The Biomaterials Technology Group of TU Delft is particularly strong in developing biometals and metal-matrix biocomposites and adding multiple biomedical functionalities to the surfaces of these biomaterials. Its unique expertise lies in metallic and composite biomaterials processing and surface biofunctionalisation. It is equipped with a full range of facilities, including a bio-safe lab, for biomaterials processing, characterisation and surface biofunctionalisation. This research covers the whole chain of biomaterials research for advanced multifunctional combination devices and instruments.
CMDM: The updated MoU will contribute to a joint research project with ZonMw (The Netherlands Organisation for Health Research and Development) and CIS. Can you tell us more about this?
Dr J. Zhou: We strongly believe that the MoU contributed to the approval of a four-year joint research project titled, “Bioactive and biodegradable composites for new-generation bone fixation devices.”

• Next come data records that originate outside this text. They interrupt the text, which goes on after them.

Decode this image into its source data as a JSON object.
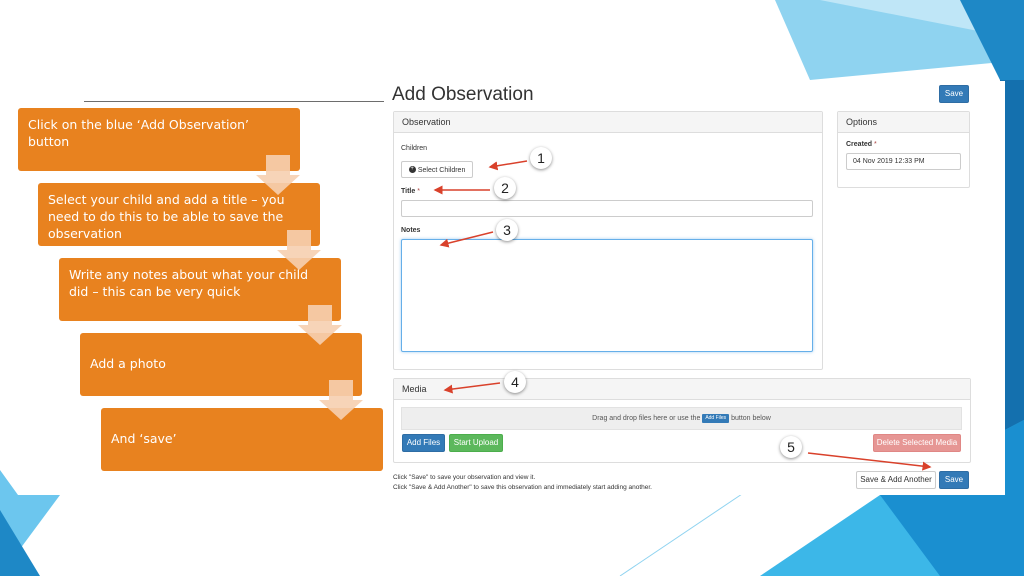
{
  "steps": [
    {
      "text": "Click on the blue ‘Add Observation’ button"
    },
    {
      "text": "Select your child and add a title – you need to do this to be able to save the observation"
    },
    {
      "text": "Write any notes about what your child did – this can be very quick"
    },
    {
      "text": "Add a photo"
    },
    {
      "text": "And ‘save’"
    }
  ],
  "form": {
    "title": "Add Observation",
    "save_top": "Save",
    "observation_panel": {
      "heading": "Observation",
      "children_label": "Children",
      "select_children": "Select Children",
      "title_label": "Title",
      "required_mark": "*",
      "notes_label": "Notes",
      "title_value": "",
      "notes_value": ""
    },
    "options_panel": {
      "heading": "Options",
      "created_label": "Created",
      "created_value": "04 Nov 2019 12:33 PM"
    },
    "media_panel": {
      "heading": "Media",
      "drop_prefix": "Drag and drop files here or use the",
      "drop_button": "Add Files",
      "drop_suffix": "button below",
      "add_files": "Add Files",
      "start_upload": "Start Upload",
      "delete_selected": "Delete Selected Media"
    },
    "help_line1": "Click \"Save\" to save your observation and view it.",
    "help_line2": "Click \"Save & Add Another\" to save this observation and immediately start adding another.",
    "save_add_another": "Save & Add Another",
    "save_bottom": "Save"
  },
  "callouts": [
    "1",
    "2",
    "3",
    "4",
    "5"
  ],
  "colors": {
    "step_orange": "#e8821f",
    "primary_blue": "#337ab7",
    "success_green": "#5cb85c",
    "danger_dim": "#e69694",
    "annotation_red": "#d9412b",
    "deco_blue": "#29a9e0"
  },
  "icons": {
    "select_children": "plus-circle-icon",
    "flow_arrow": "down-arrow-icon"
  }
}
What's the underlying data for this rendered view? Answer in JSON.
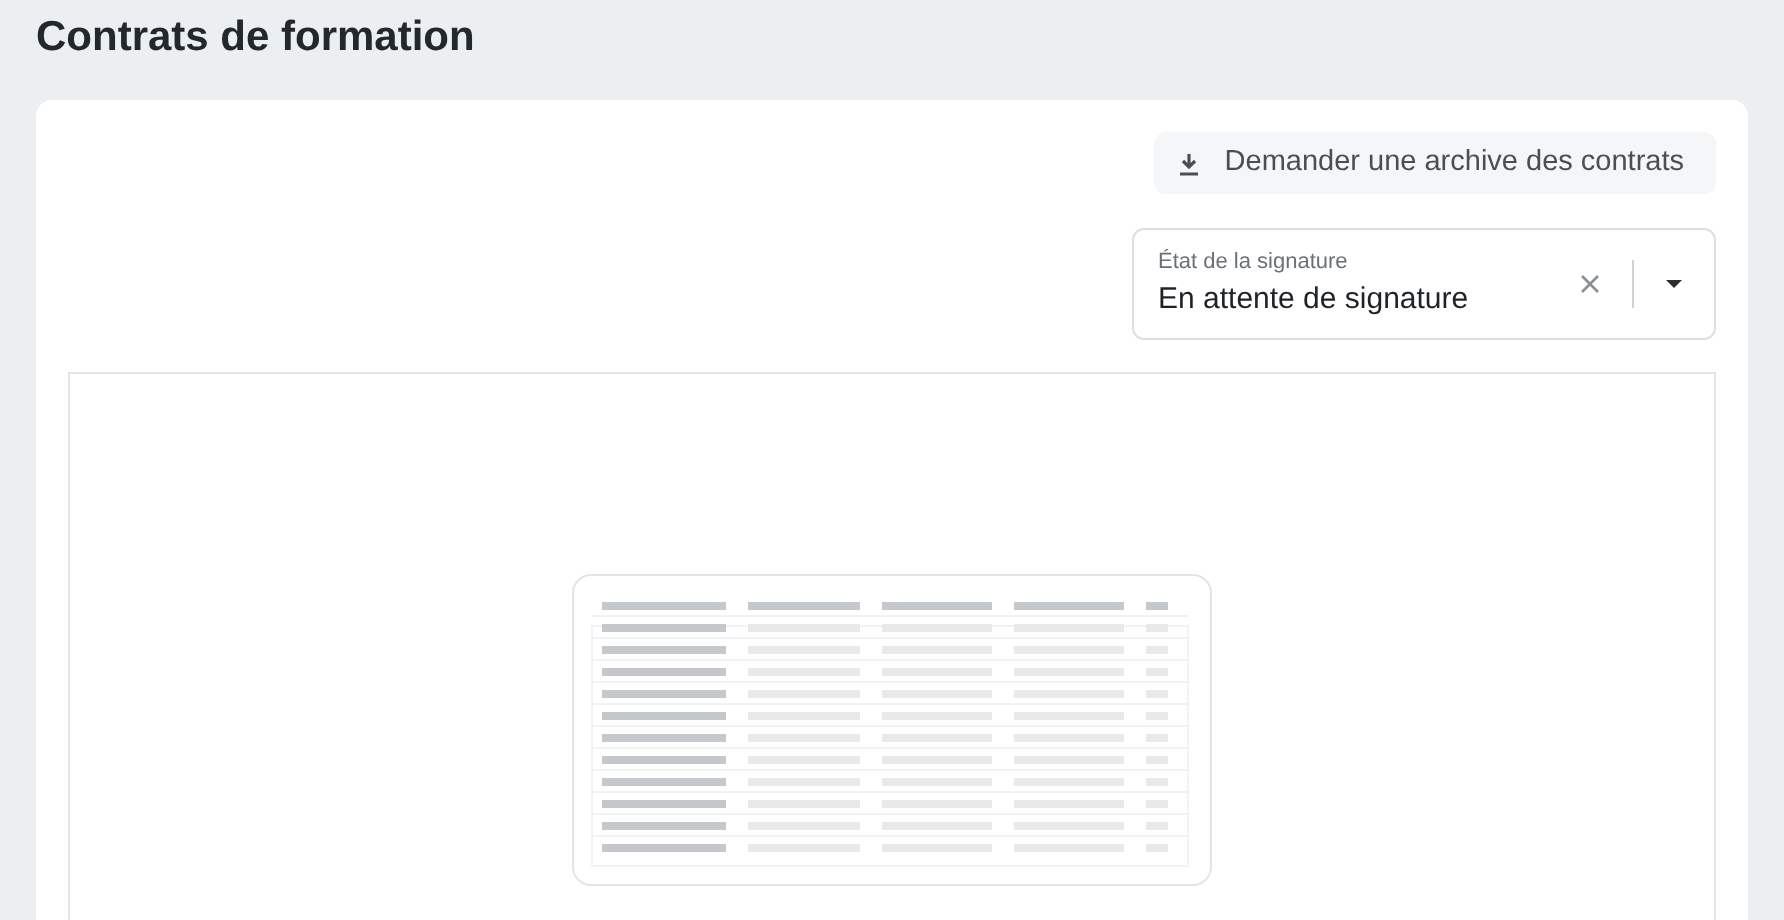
{
  "page": {
    "title": "Contrats de formation"
  },
  "archive_button": {
    "label": "Demander une archive des contrats"
  },
  "signature_filter": {
    "label": "État de la signature",
    "value": "En attente de signature"
  }
}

Our joint proposal was submitted in April 2011 in response to a call for proposals under the China-Netherlands Joint Scientific Thematic Research Program 2011 (JSTP) with a thematic focus on “Medical Devices for an Ageing Society.” It was assessed by three international experts appointed by the JSTP assessment committee. (Sino-Dutch cooperation was one of the four criteria for the assessment.) It was then assessed in China.
The Chinese-Dutch Assessment Committee ranked our proposal as one of the six top proposals out of 29 applications and approved funding for our project in November 2011.
In its first term (2009-2011), the MoU provided a formal framework under which many joint research efforts were conducted and a joint research proposal was rewritten.
Satisfied with the outcome of the collaboration, both institutions agreed to a renewal of the MoU for five years (2012-2016). The execution of the approved joint research project will certainly be part of the new MoU.
CMDM: What are the goals for the project mentioned above? Specifically, how might this benefit the medical technology industry?
Dr. J. Zhou: The project intends to make the best use of the expertise of the individual institutions in biomaterials research. It aims to develop composite materials for new-generation bone fixation devices that are both biodegradable and bioactive. Their clinical applications will eliminate the medical problems of current bone fixation devices, which are left permanently in the body after the bones have healed. These problems include stress shielding, physical irritation and [the devices'] inability to adapt to changes in the human body, and, thus, the need for a second surgical procedure to remove them.
Bioactive, biodegradable bone-fixation devices that are being developed in this project will be welcome additions to existing orthopaedic devices and further drive market growth in Europe and China. The research will generate know how and intellectual property and provide the medical device industry with an opportunity to develop innovative products.